Because as we all know, the Titanic did indeed sink. She sank in just over two hours.
All of the stories teach us tremendous lessons which can be directly applied to life today. We have learned about people – the ones who survived and the ones who did not, the countless heroes and the cowards, the warnings and the irresponsible and ultimately fatal choices, the classes and social statuses that separated and the circumstances of life and death which revealed their commonness. We learned about “women and children first” and my husband and I questioned whether widespread chivalry exists today.
And when Nick asked the definition of chivalry of course I made him research the word. He discovered that the term chivalry originated during the middle ages and was a term used to describe the system of values, such as loyalty and honor, that knights were expected to follow…”the code of chivalry“. He also learned it is an honorable and polite way of behaving – especially toward women.
And as he continued reading about the knights and their code, we learn that it represented men of valor, virtue and courage – all the things I want my son to grow up to be.
And I realized that the “duties of knighthood” are a great guide for raising up boys.
The Knights Code of Chivalry described in the Song of Roland and an excellent representation of the Knights Codes of Chivalry are as follows:
“To fear God and maintain His Church
To serve the liege lord in valour and faith
To protect the weak and defenceless
To give succour to widows and orphans
To refrain from the wanton giving of offence
To live by honour and for glory
To despise pecuniary reward
To fight for the welfare of all
To obey those placed in authority
To guard the honour of fellow knights
To eschew unfairness, meanness and deceit
To keep faith
At all times to speak the truth
To persevere to the end in any enterprise begun
To respect the honour of women
Never to refuse a challenge from an equal
Never to turn the back upon a foe”
This code, while established long ago, is still very applicable today. This behavior – this “Code of Chivalry” – reflects that of valor and strength, but it also reflects the heart of a servant, which we see in the life of Jesus Christ.
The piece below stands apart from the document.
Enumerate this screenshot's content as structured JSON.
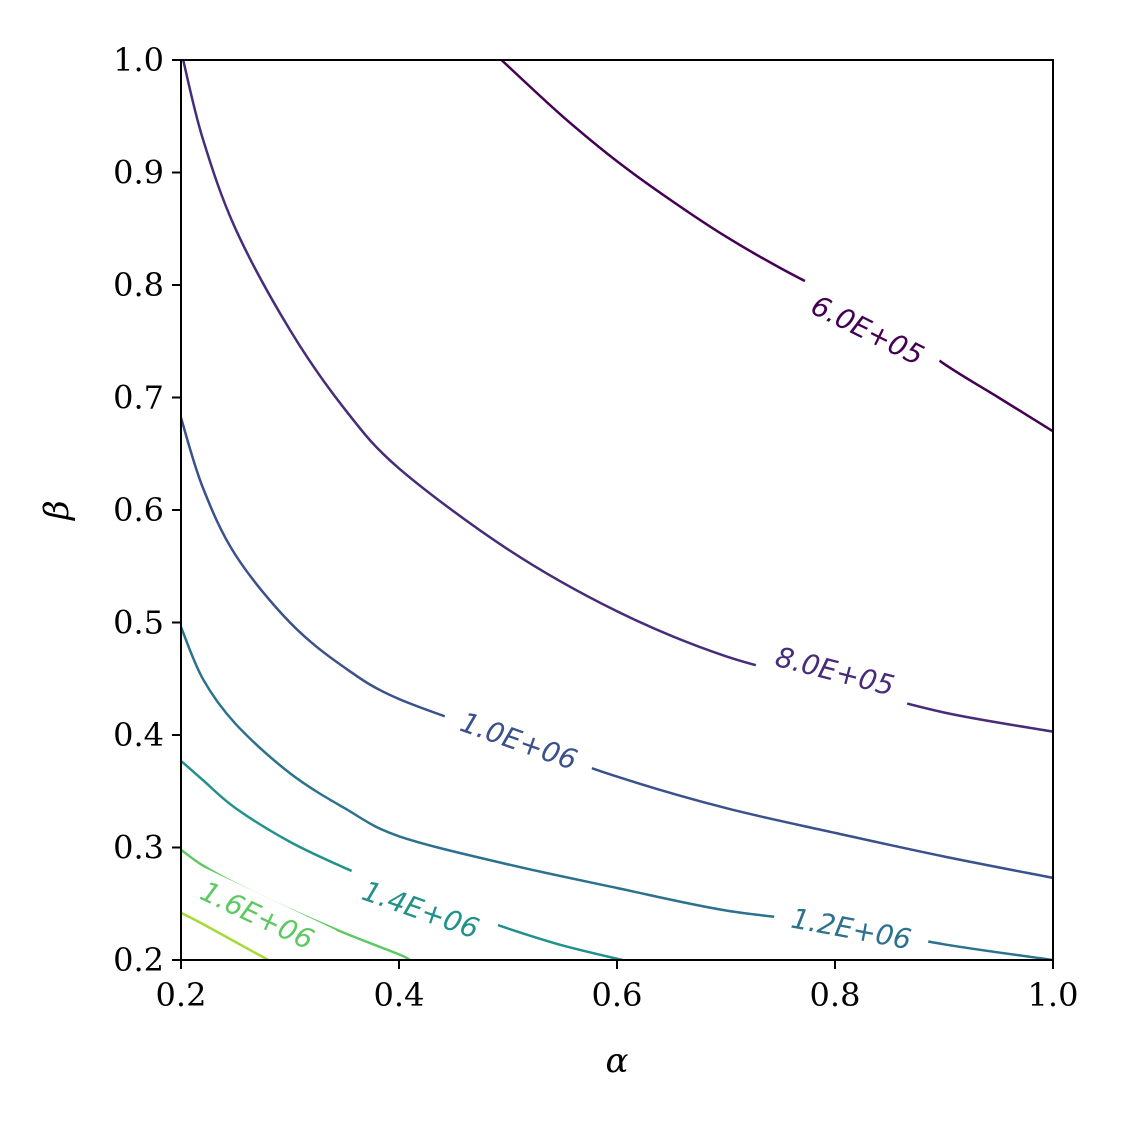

“Let this mind be in you, which was also in Christ Jesus: Who, being in the form of God, thought it not robbery to be equal with God: But made himself of no reputation, and tookupon him the form of a servant, and wasmade in the likeness of men.”~ Philippians 2:5-7
As we raise up our next generation of men, let us remember and apply all that the Bible teaches us. We must teach our boys to not only respect themselves but to respect women and children as God would have them to do. I pray we will let scripture be our guide in raising these little men, and let us not forget the important role of servant-hood when teaching them virtue.
Our boys are watching all that we (mothers and fathers) do and they are learning how to be men. They are especially learning from dad and the way he treats mom. They are learning also from the books we encourage them to read and from the ones we read with them. They are learning from the video games they play and from the television and movies they watch and they are learning from other men in their lives.
Will our boys be ready to be men when the “Titanic” appears in their lives? The Titanic for them is unlikely to be an actual sinking ship – but make no mistake – they will have a “Titanic event” in their lives at some point. Will they be ready?
What kind of men are we teaching our boys to be?